BMW says it will have the technical know-how to develop Level 5 autonomous vehicles by 2021, but won’t allow its vehicles to make life-or-death decisions in an accident.
Speaking to media at an event in Munich, Dr. Ian Robertson, BMW group board member, said regulation is likely to slow the rollout of full autonomy.
“We will enable the cars for Level 5 [by 2021], but I doubt that early on in the next decade that it would be regulatory available,” Robertson said.
“The first step of this is that the ethical part of this is going to be one of the things that is more and more thought about, so I doubt that the car will be able to make decisions based on life and death.”
One of the core questions surrounding artificial intelligence (AI) is how it will value human life – how it could save one life over another or, perhaps, many lives instead of one.
In an automotive application, for example, AI could be forced to decide between risking its occupants’ life by careening into an oncoming car, or swerving to avoid the crash and collecting pedestrians instead.
“What you will get is that inevitably, if there is an accident that is going to happen, the car will slow to the slowest position, but it won’t be able to say that if I swerve this way I will hit that person or if go that way that will happen…
“And that won’t be true Level 5, because true Level 5 is the person is in the back, the person doesn’t have control.”

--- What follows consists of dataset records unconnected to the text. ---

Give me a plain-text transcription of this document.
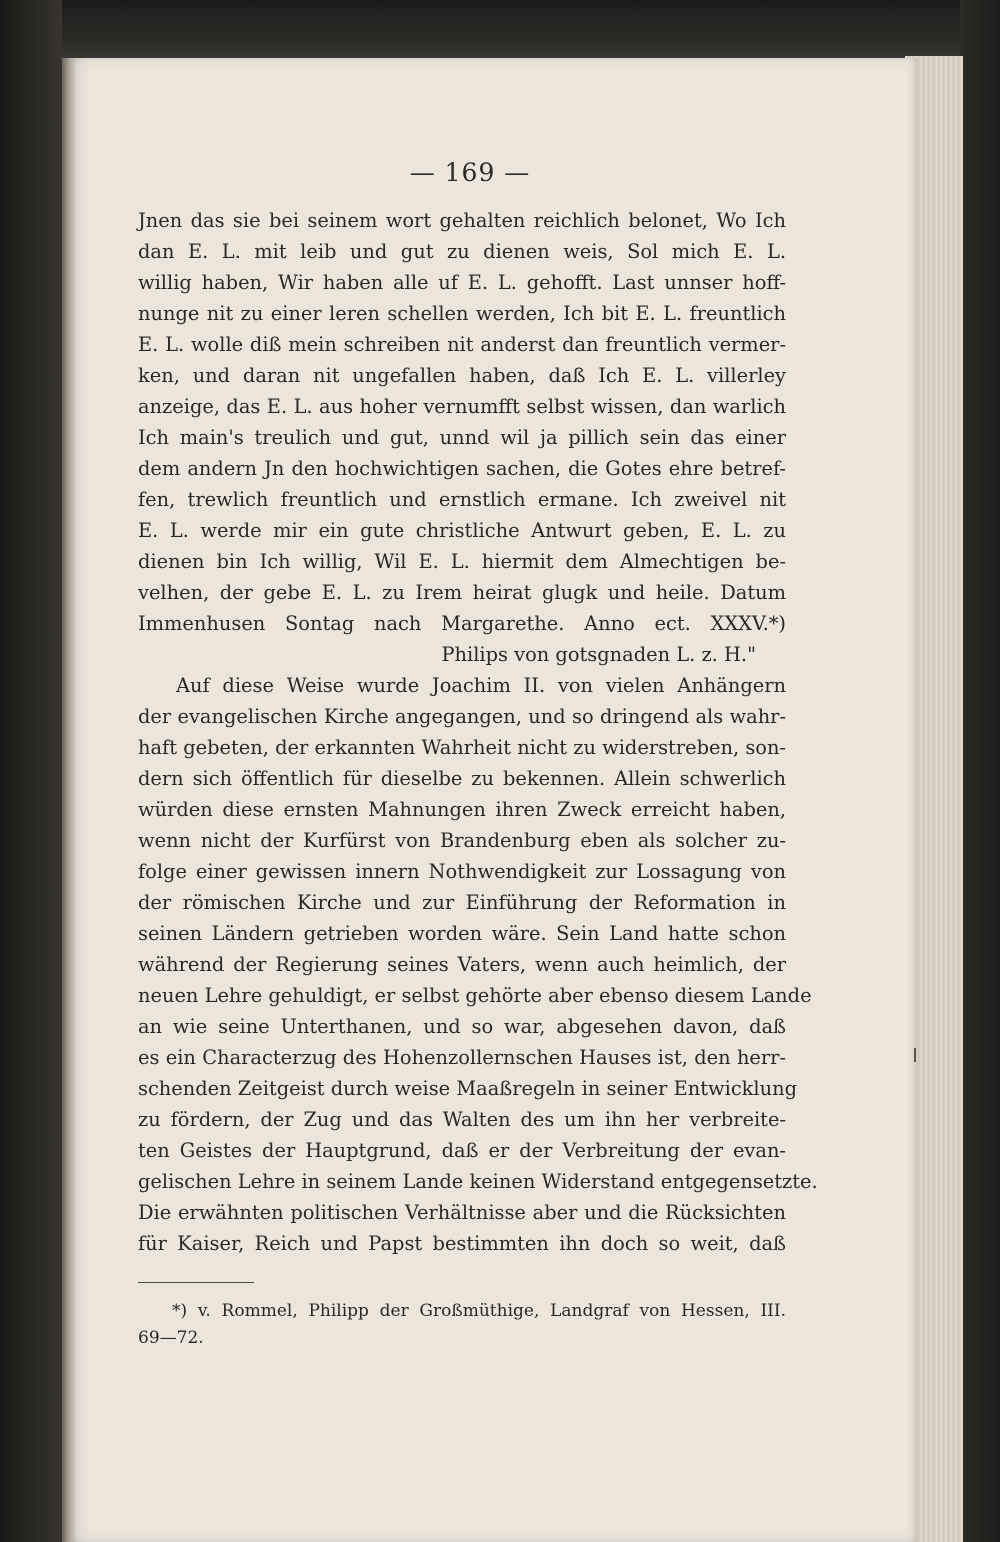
— 169 —
Jnen das sie bei seinem wort gehalten reichlich belonet, Wo Ich
dan E. L. mit leib und gut zu dienen weis, Sol mich E. L.
willig haben, Wir haben alle uf E. L. gehofft. Last unnser hoff-
nunge nit zu einer leren schellen werden, Ich bit E. L. freuntlich
E. L. wolle diß mein schreiben nit anderst dan freuntlich vermer-
ken, und daran nit ungefallen haben, daß Ich E. L. villerley
anzeige, das E. L. aus hoher vernumfft selbst wissen, dan warlich
Ich main's treulich und gut, unnd wil ja pillich sein das einer
dem andern Jn den hochwichtigen sachen, die Gotes ehre betref-
fen, trewlich freuntlich und ernstlich ermane. Ich zweivel nit
E. L. werde mir ein gute christliche Antwurt geben, E. L. zu
dienen bin Ich willig, Wil E. L. hiermit dem Almechtigen be-
velhen, der gebe E. L. zu Irem heirat glugk und heile. Datum
Immenhusen Sontag nach Margarethe. Anno ect. XXXV.*)
Philips von gotsgnaden L. z. H."
Auf diese Weise wurde Joachim II. von vielen Anhängern
der evangelischen Kirche angegangen, und so dringend als wahr-
haft gebeten, der erkannten Wahrheit nicht zu widerstreben, son-
dern sich öffentlich für dieselbe zu bekennen. Allein schwerlich
würden diese ernsten Mahnungen ihren Zweck erreicht haben,
wenn nicht der Kurfürst von Brandenburg eben als solcher zu-
folge einer gewissen innern Nothwendigkeit zur Lossagung von
der römischen Kirche und zur Einführung der Reformation in
seinen Ländern getrieben worden wäre. Sein Land hatte schon
während der Regierung seines Vaters, wenn auch heimlich, der
neuen Lehre gehuldigt, er selbst gehörte aber ebenso diesem Lande
an wie seine Unterthanen, und so war, abgesehen davon, daß
es ein Characterzug des Hohenzollernschen Hauses ist, den herr-
schenden Zeitgeist durch weise Maaßregeln in seiner Entwicklung
zu fördern, der Zug und das Walten des um ihn her verbreite-
ten Geistes der Hauptgrund, daß er der Verbreitung der evan-
gelischen Lehre in seinem Lande keinen Widerstand entgegensetzte.
Die erwähnten politischen Verhältnisse aber und die Rücksichten
für Kaiser, Reich und Papst bestimmten ihn doch so weit, daß
*) v. Rommel, Philipp der Großmüthige, Landgraf von Hessen, III.
69—72.
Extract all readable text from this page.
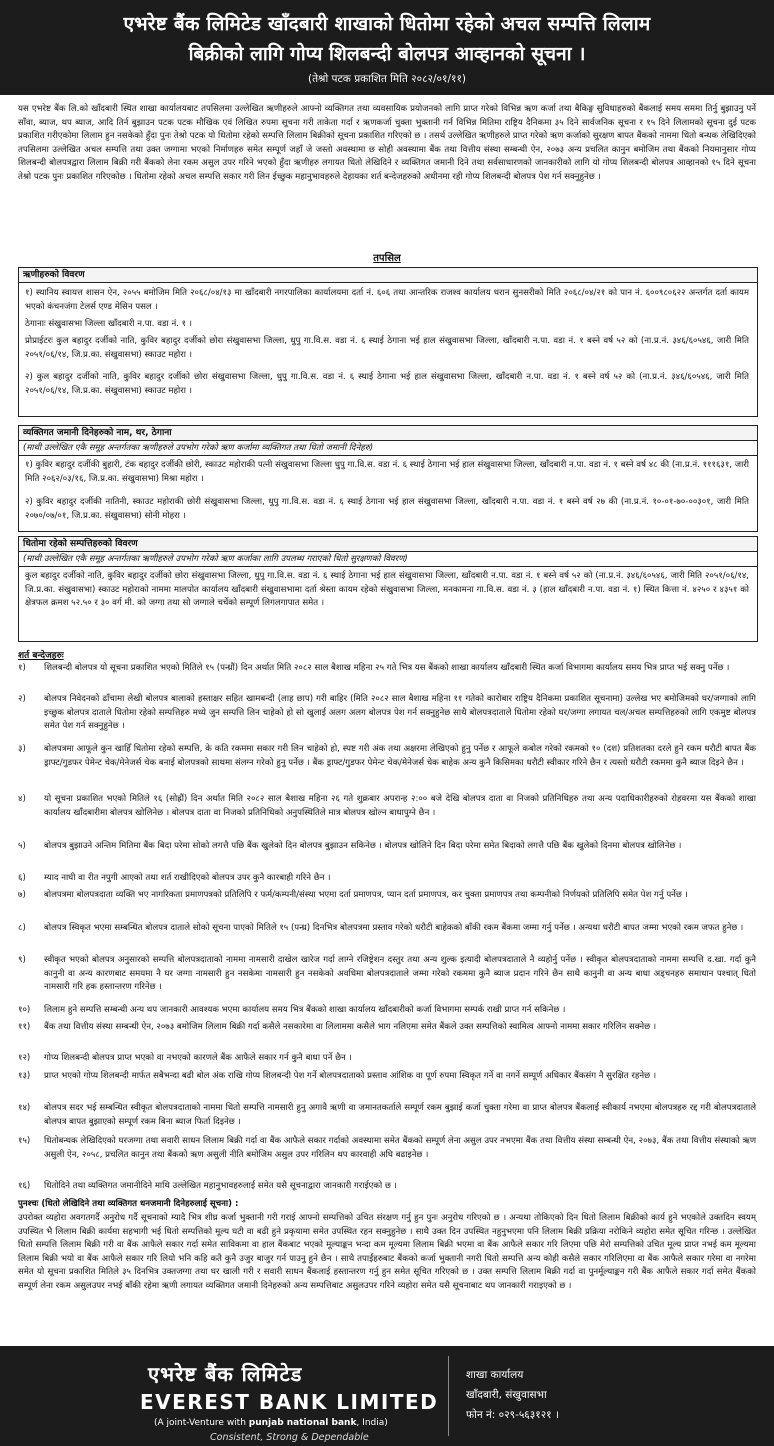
एभरेष्ट बैंक लिमिटेड खाँदबारी शाखाको धितोमा रहेको अचल सम्पत्ति लिलाम
बिक्रीको लागि गोप्य शिलबन्दी बोलपत्र आव्हानको सूचना ।
(तेश्रो पटक प्रकाशित मिति २०८२/०१/११)
यस एभरेष्ट बैंक लि.को खाँदबारी स्थित शाखा कार्यालयबाट तपसिलमा उल्लेखित ऋणीहरुले आफ्नो व्यक्तिगत तथा व्यवसायिक प्रयोजनको लागि प्राप्त गरेको विभिन्न ऋण कर्जा तथा बैकिङ्ग सुविधाहरुको बैंकलाई समय सममा तिर्नु बुझाउनु पर्ने साँवा, ब्याज, थप ब्याज, आदि तिर्न बुझाउन पटक पटक मौखिक एवं लिखित रुपमा सूचना गरी ताकेता गर्दा र ऋणकर्जा चुक्ता भुक्तानी गर्न विभिन्न मितिमा राष्ट्रिय दैनिकमा ३५ दिने सार्वजनिक सूचना र १५ दिने लिलामको सूचना दुई पटक प्रकाशित गरीएकोमा लिलाम हुन नसकेको हुँदा पुनः तेश्रो पटक यो धितोमा रहेको सम्पत्ति लिलाम बिक्रीको सूचना प्रकाशित गरिएको छ । तसर्थ उल्लेखित ऋणीहरुले प्राप्त गरेको ऋण कर्जाको सुरक्षण बापत बैंकको नाममा धितो बन्धक लेखिदिएको तपसिलमा उल्लेखित अचल सम्पत्ति तथा उक्त जग्गामा भएको निर्माणहरु समेत सम्पूर्ण जहाँ जे जस्तो अवस्थामा छ सोही अवस्थामा बैंक तथा वित्तीय संस्था सम्बन्धी ऐन, २०७३ अन्य प्रचलित कानुन बमोजिम तथा बैंकको नियमानुसार गोप्य शिलबन्दी बोलपत्रद्वारा लिलाम बिक्री गरी बैंकको लेना रकम असुल उपर गरिने भएको हुँदा ऋणीहरु लगायत धितो लेखिदिने र व्यक्तिगत जमानी दिने तथा सर्वसाधारणको जानकारीको लागि यो गोप्य शिलबन्दी बोलपत्र आव्हानको १५ दिने सूचना तेश्रो पटक पुनः प्रकाशित गरिएकोछ । धितोमा रहेको अचल सम्पत्ति सकार गरी लिन ईच्छुक महानुभावहरुले देहायका शर्त बन्देजहरुको अधीनमा रही गोप्य शिलबन्दी बोलपत्र पेश गर्न सक्नुहुनेछ ।
तपसिल
ऋणीहरुको विवरण
१) स्थानिय स्वायत्त शासन ऐन, २०५५ बमोजिम मिति २०६८/०४/१३ मा खाँदबारी नगरपालिका कार्यालयमा दर्ता नं. ६०६ तथा आन्तरिक राजश्व कार्यालय धरान सुनसरीको मिति २०६८/०४/२१ को पान नं. ६००९८०६२२ अन्तर्गत दर्ता कायम भएको कंचनजंगा टेलर्स एण्ड मेसिन पसल ।
ठेगानाः संखुवासभा जिल्ला खाँदबारी न.पा. वडा नं. १ ।
प्रोप्राईटरः कुल बहादुर दर्जीको नाति, कुविर बहादुर दर्जीको छोरा संखुवासभा जिल्ला, धुपु गा.वि.स. वडा नं. ६ स्थाई ठेगाना भई हाल संखुवासभा जिल्ला, खाँदबारी न.पा. वडा नं. १ बस्ने वर्ष ५२ को (ना.प्र.नं. ३४६/६०५४६, जारी मिति २०५१/०६/१४, जि.प्र.का. संखुवासभा) स्काउट महोरा ।
२) कुल बहादुर दर्जीको नाति, कुविर बहादुर दर्जीको छोरा संखुवासभा जिल्ला, धुपु गा.वि.स. वडा नं. ६ स्थाई ठेगाना भई हाल संखुवासभा जिल्ला, खाँदबारी न.पा. वडा नं. १ बस्ने वर्ष ५२ को (ना.प्र.नं. ३४६/६०५४६, जारी मिति २०५१/०६/१४, जि.प्र.का. संखुवासभा) स्काउट महोरा ।
व्यक्तिगत जमानी दिनेहरुको नाम, थर, ठेगाना
(माथी उल्लेखित एकै समूह अन्तर्गतका ऋणीहरुले उपभोग गरेको ऋण कर्जामा व्यक्तिगत तथा धितो जमानी दिनेहरु)
१) कुविर बहादुर दर्जीकी बुहारी, टंक बहादुर दर्जीकी छोरी, स्काउट महोराकी पत्नी संखुवासभा जिल्ला धुपु गा.वि.स. वडा नं. ६ स्थाई ठेगाना भई हाल संखुवासभा जिल्ला, खाँदबारी न.पा. वडा नं. १ बस्ने वर्ष ४८ की (ना.प्र.नं. १११६३१, जारी मिति २०६२/०३/१६, जि.प्र.का. संखुवासभा) मिश्रा महोरा ।
२) कुविर बहादुर दर्जीकी नातिनी, स्काउट महोराकी छोरी संखुवासभा जिल्ला, धुपु गा.वि.स. वडा नं. ६ स्थाई ठेगाना भई हाल संखुवासभा जिल्ला, खाँदबारी न.पा. वडा नं. १ बस्ने वर्ष २७ की (ना.प्र.नं. १०-०१-७०-००३०१, जारी मिति २०७०/०७/०१, जि.प्र.का. संखुवासभा) सोनी मोहरा ।
धितोमा रहेको सम्पत्तिहरुको विवरण
(माथी उल्लेखित एकै समूह अन्तर्गतका ऋणीहरुले उपभोग गरेको ऋण कर्जाका लागि उपलब्ध गराएको धितो सुरक्षणको विवरण)
कुल बहादुर दर्जीको नाति, कुविर बहादुर दर्जीको छोरा संखुवासभा जिल्ला, धुपु गा.वि.स. वडा नं. ६ स्थाई ठेगाना भई हाल संखुवासभा जिल्ला, खाँदबारी न.पा. वडा नं. १ बस्ने वर्ष ५२ को (ना.प्र.नं. ३४६/६०५४६, जारी मिति २०५१/०६/१४, जि.प्र.का. संखुवासभा) स्काउट महोराको नाममा मालपोत कार्यालय खाँदबारी संखुवासभामा दर्ता श्रेस्ता कायम रहेको संखुवासभा जिल्ला, मनकामना गा.वि.स. वडा नं. ३ (हाल खाँदबारी न.पा. वडा नं. १) स्थित कित्ता नं. ४२५० र ४३५१ को क्षेत्रफल क्रमश ५२.५० र ३० वर्ग मी. को जग्गा तथा सो जग्गाले चर्चेको सम्पूर्ण लिगलगापात समेत ।
शर्त बन्देजहरुः
१)	शिलबन्दी बोलपत्र यो सूचना प्रकाशित भएको मितिले १५ (पन्ध्रौं) दिन अर्थात मिति २०८२ साल बैशाख महिना २५ गते भित्र यस बैंकको शाखा कार्यालय खाँदबारी स्थित कर्जा विभागमा कार्यालय समय भित्र प्राप्त भई सक्नु पर्नेछ ।
२)	बोलपत्र निवेदनको ढाँचामा लेखी बोलपत्र बालाको हस्ताक्षर सहित खामबन्दी (लाह छाप) गरी बाहिर (मिति २०८२ साल बैशाख महिना ११ गतेको कारोबार राष्ट्रिय दैनिकमा प्रकाशित सूचनामा) उल्लेख भए बमोजिमको घर/जग्गाको लागि इच्छुक बोलपत्र दाताले धितोमा रहेको सम्पत्तिहरु मध्ये जुन सम्पत्ति लिन चाहेको हो सो खुलाई अलग अलग बोलपत्र पेश गर्न सक्नुहुनेछ साथै बोलपत्रदाताले धितोमा रहेको घर/जग्गा लगायत चल/अचल सम्पत्तिहरुको लागि एकमुष्ट बोलपत्र समेत पेश गर्न सक्नुहुनेछ ।
३)	बोलपत्रमा आफूले कुन खाहिँ धितोमा रहेको सम्पत्ति, के कति रकममा सकार गरी लिन चाहेको हो, स्पष्ट गरी अंक तथा अक्षरमा लेखिएको हुनु पर्नेछ र आफूले कबोल गरेको रकमको १० (दश) प्रतिशतका दरले हुने रकम धरौटी बापत बैंक ड्राफ्ट/गुडफर पेमेन्ट चेक/मेनेजर्स चेक बनाई बोलपत्रको साथमा संलग्न गरेको हुनु पर्नेछ । बैंक ड्राफ्ट/गुडफर पेमेन्ट चेक/मेनेजर्स चेक बाहेक अन्य कुनै किसिमका धरौटी स्वीकार गरिने छैन र त्यस्तो धरौटी रकममा कुनै ब्याज दिइने छैन ।
४)	यो सूचना प्रकाशित भएको मितिले १६ (सोह्रौं) दिन अर्थात मिति २०८२ साल बैशाख महिना २६ गते शुक्रबार अपरान्ह २:०० बजे देखि बोलपत्र दाता वा निजको प्रतिनिधिहरु तथा अन्य पदाधिकारीहरुको रोहवरमा यस बैंकको शाखा कार्यालय खाँदबारीमा बोलपत्र खोलिनेछ । बोलपत्र दाता वा निजको प्रतिनिधिको अनुपस्थितिले मात्र बोलपत्र खोल्न बाधापुग्ने छैन ।
५)	बोलपत्र बुझाउने अन्तिम मितिमा बैंक बिदा परेमा सोको लगत्तै पछि बैंक खुलेको दिन बोलपत्र बुझाउन सकिनेछ । बोलपत्र खोलिने दिन बिदा परेमा समेत बिदाको लगत्तै पछि बैंक खुलेको दिनमा बोलपत्र खोलिनेछ ।
६)	म्याद नाघी वा रीत नपुगी आएको तथा शर्त राखीदिएको बोलपत्र उपर कुनै कारबाही गरिने छैन ।
७)	बोलपत्रमा बोलपत्रदाता व्यक्ति भए नागरिकता प्रमाणपत्रको प्रतिलिपि र फर्म/कम्पनी/संस्था भएमा दर्ता प्रमाणपत्र, प्यान दर्ता प्रमाणपत्र, कर चुक्ता प्रमाणपत्र तथा कम्पनीको निर्णयको प्रतिलिपि समेत पेश गर्नु पर्नेछ ।
८)	बोलपत्र स्विकृत भएमा सम्बन्धित बोलपत्र दाताले सोको सूचना पाएको मितिले १५ (पन्ध्र) दिनभित्र बोलपत्रमा प्रस्ताव गरेको धरौटी बाहेकको बाँकी रकम बैंकमा जम्मा गर्नु पर्नेछ । अन्यथा धरौटी बापत जम्मा भएको रकम जफत हुनेछ ।
९)	स्वीकृत भएको बोलपत्र अनुसारको सम्पत्ति बोलपत्रदाताको नाममा नामसारी दाखेल खारेज गर्दा लाग्ने रजिष्ट्रेशन दस्तुर तथा अन्य शुल्क इत्यादी बोलपत्रदाताले नै व्यहोर्नु पर्नेछ । स्वीकृत बोलपत्रदाताको नाममा सम्पत्ति द.खा. गर्दा कुनै कानुनी वा अन्य कारणबाट समयमा नै घर जग्गा नामसारी हुन नसकेमा नामसारी हुन नसकेको अवधिमा बोलपत्रदाताले जम्मा गरेको रकममा कुनै ब्याज प्रदान गरिने छैन साथै कानुनी वा अन्य बाधा अड्चनहरु समाधान पश्चात् धितो नामसारी गरि हक हस्तान्तरण गरिनेछ ।
१०)	लिलाम हुने सम्पत्ति सम्बन्धी अन्य थप जानकारी आवश्यक भएमा कार्यालय समय भित्र बैंकको शाखा कार्यालय खाँदबारीको कर्जा विभागमा सम्पर्क राखी प्राप्त गर्न सकिनेछ ।
११)	बैंक तथा वित्तीय संस्था सम्बन्धी ऐन, २०७३ बमोजिम लिलाम बिक्री गर्दा कसैले नसकारेमा वा लिलाममा कसैले भाग नलिएमा समेत बैंकले उक्त सम्पत्तिको स्वामित्व आफ्नो नाममा सकार गरिलिन सक्नेछ ।
१२)	गोप्य शिलबन्दी बोलपत्र प्राप्त भएको वा नभएको कारणले बैंक आफैले सकार गर्न कुनै बाधा पर्ने छैन ।
१३)	प्राप्त भएको गोप्य शिलबन्दी मार्फत सबैभन्दा बढी बोल अंक राखि गोप्य शिलबन्दी पेश गर्ने बोलपत्रदाताको प्रस्ताव आंशिक वा पूर्ण रुपमा स्विकृत गर्ने वा नगर्ने सम्पूर्ण अधिकार बैंकसंग नै सुरक्षित रहनेछ ।
१४)	बोलपत्र सदर भई सम्बन्धित स्वीकृत बोलपत्रदाताको नाममा धितो सम्पत्ति नामसारी हुनु अगावै ऋणी वा जमानतकर्ताले सम्पूर्ण रकम बुझाई कर्जा चुक्ता गरेमा वा प्राप्त बोलपत्र बैंकलाई स्वीकार्य नभएमा बोलपत्रहरु रद्द गरी बोलपत्रदाताले बोलपत्र बापत बुझाएको सम्पूर्ण रकम बिना ब्याज फिर्ता दिइनेछ ।
१५)	धितोबन्धक लेखिदिएको घरजग्गा तथा सवारी साधन लिलाम बिक्री गर्दा वा बैंक आफैले सकार गर्दाको अवस्थामा समेत बैंकको सम्पूर्ण लेना असुल उपर नभएमा बैंक तथा वित्तीय संस्था सम्बन्धी ऐन, २०७३, बैंक तथा वित्तीय संस्थाको ऋण असुली ऐन, २०५८, प्रचलित कानुन तथा बैंकको ऋण असुली नीति बमोजिम असुल उपर गरिलिन थप कारवाही अघि बढाइनेछ ।
१६)	धितोदिने तथा व्यक्तिगत जमानीदिने माथि उल्लेखित महानुभावहरुलाई समेत यसै सूचनाद्वारा जानकारी गराईएको छ ।
पुनश्चः (धितो लेखिदिने तथा व्यक्तिगत धनजमानी दिनेहरुलाई सूचना) :
उपरोक्त व्यहोरा अवगतगर्दै अनुरोध गर्दै सूचनाको म्यादै भित्र शीघ्र कर्जा भुक्तानी गरी गराई आफ्नो सम्पत्तिको उचित संरक्षण गर्नु हुन पुनः अनुरोध गरिएको छ । अन्यथा तोकिएको दिन धितो लिलाम बिक्रीको कार्य हुने भएकोले उक्तदिन स्वयम् उपस्थित भै लिलाम बिक्री कार्यमा सहभागी भई धितो सम्पत्तिको मूल्य घटी वा बढी हुने प्रकृयामा समेत उपस्थित रहन सक्नुहुनेछ । साथै उक्त दिन उपस्थित नहुनुभएमा पनि लिलाम बिक्री प्रक्रिया नरोकिने व्यहोरा समेत सूचित गरिन्छ । उल्लेखित धितो सम्पत्ति लिलाम बिक्री गरी वा बैंक आफैले सकार गर्दा समेत साविकमा वा हाल बैंकबाट भएको मूल्याङ्कन भन्दा कम मूल्यमा लिलाम बिक्री भएमा वा बैंक आफैले सकार गरि लिएमा पछि मेरो सम्पत्तिको उचित मूल्य प्राप्त नभई कम मूल्यमा लिलाम बिक्री भयो वा बैंक आफैले सकार गरि लियो भनि कहि कतै कुनै उजुर बाजुर गर्न पाउनु हुने छैन । साथै तपाईंहरुबाट बैंकको कर्जा भुक्तानी नगरी धितो सम्पत्ति अन्य कोही कसैले सकार गरिलिएमा वा बैंक आफैले सकार गरेमा वा नगरेमा समेत यो सूचना प्रकाशित मितिले ३५ दिनभित्र उक्तजग्गा तथा घर खाली गरी र सवारी साधन बैंकलाई हस्तान्तरण गर्नु हुन समेत सूचित गरिएको छ । उक्त सम्पत्ति लिलाम बिक्री गर्दा वा पुनर्मूल्याङ्कन गरी बैंक आफैले सकार गर्दा समेत बैंकको सम्पूर्ण लेना रकम असुलउपर नभई बाँकी रहेमा ऋणी लगायत व्यक्तिगत जमानी दिनेहरुको अन्य सम्पत्तिबाट असुलउपर गरिने व्यहोरा समेत यसै सूचनाबाट थप जानकारी गराइएको छ ।
एभरेष्ट बैंक लिमिटेड
EVEREST BANK LIMITED
(A joint-Venture with punjab national bank, India)
Consistent, Strong & Dependable
शाखा कार्यालय
खाँदबारी, संखुवासभा
फोन नं: ०२९-५६३१२१ ।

Other manufacturers have approached the problem differently, suggesting it’s their job to ensure the vehicle see such a situation in the first place, or arguing vehicles should protect their occupants above all else.
These questions are less about technical ability, instead focusing on an as-yet undetermined ethical code for AI.
Either way, abdicating responsibility for these decisions would technically disqualify a vehicle from being Level 5 autonomous – something that doesn’t seem to worry BMW.
Unlike some groups like the Renault-Nissan Alliance, which relies heavily on network connectivity for autonomy, BMW will equip its vehicles with the computing power to make self-driving decisions, without relying on the 5G connection expected to form a part of the brand’s autonomous back-end.
“The car must have the ability to make its own decisions, that can’t be reliant on the back-end… what we will have is connectivity for a back-end assessment system, but the control system is in the car at that moment in time.”
The current Level 2 or 2.5 systems in BMWs will be expanded with Level 3, 4 and (limited) 5 capacity by 2021. Even so, BMW says its current capability for semi-autonomous driving could be extended further, if not for driver attention issues.
“One thing that we have been very clear that some other companies have not be so clear on, is saying how long will it take the driver to get reengaged in the circumstances before losing concentration and at the moment that is about a minute, more or less, if we made it ten minutes, which are more than capable of doing, if there are a set of circumstances that you need to be engaged [with taking over driving], the time it takes to understand the situation it is much longer.”
Robertson also argues it will take a ‘very, very long time’ before autonomous driving capability will become commonplace.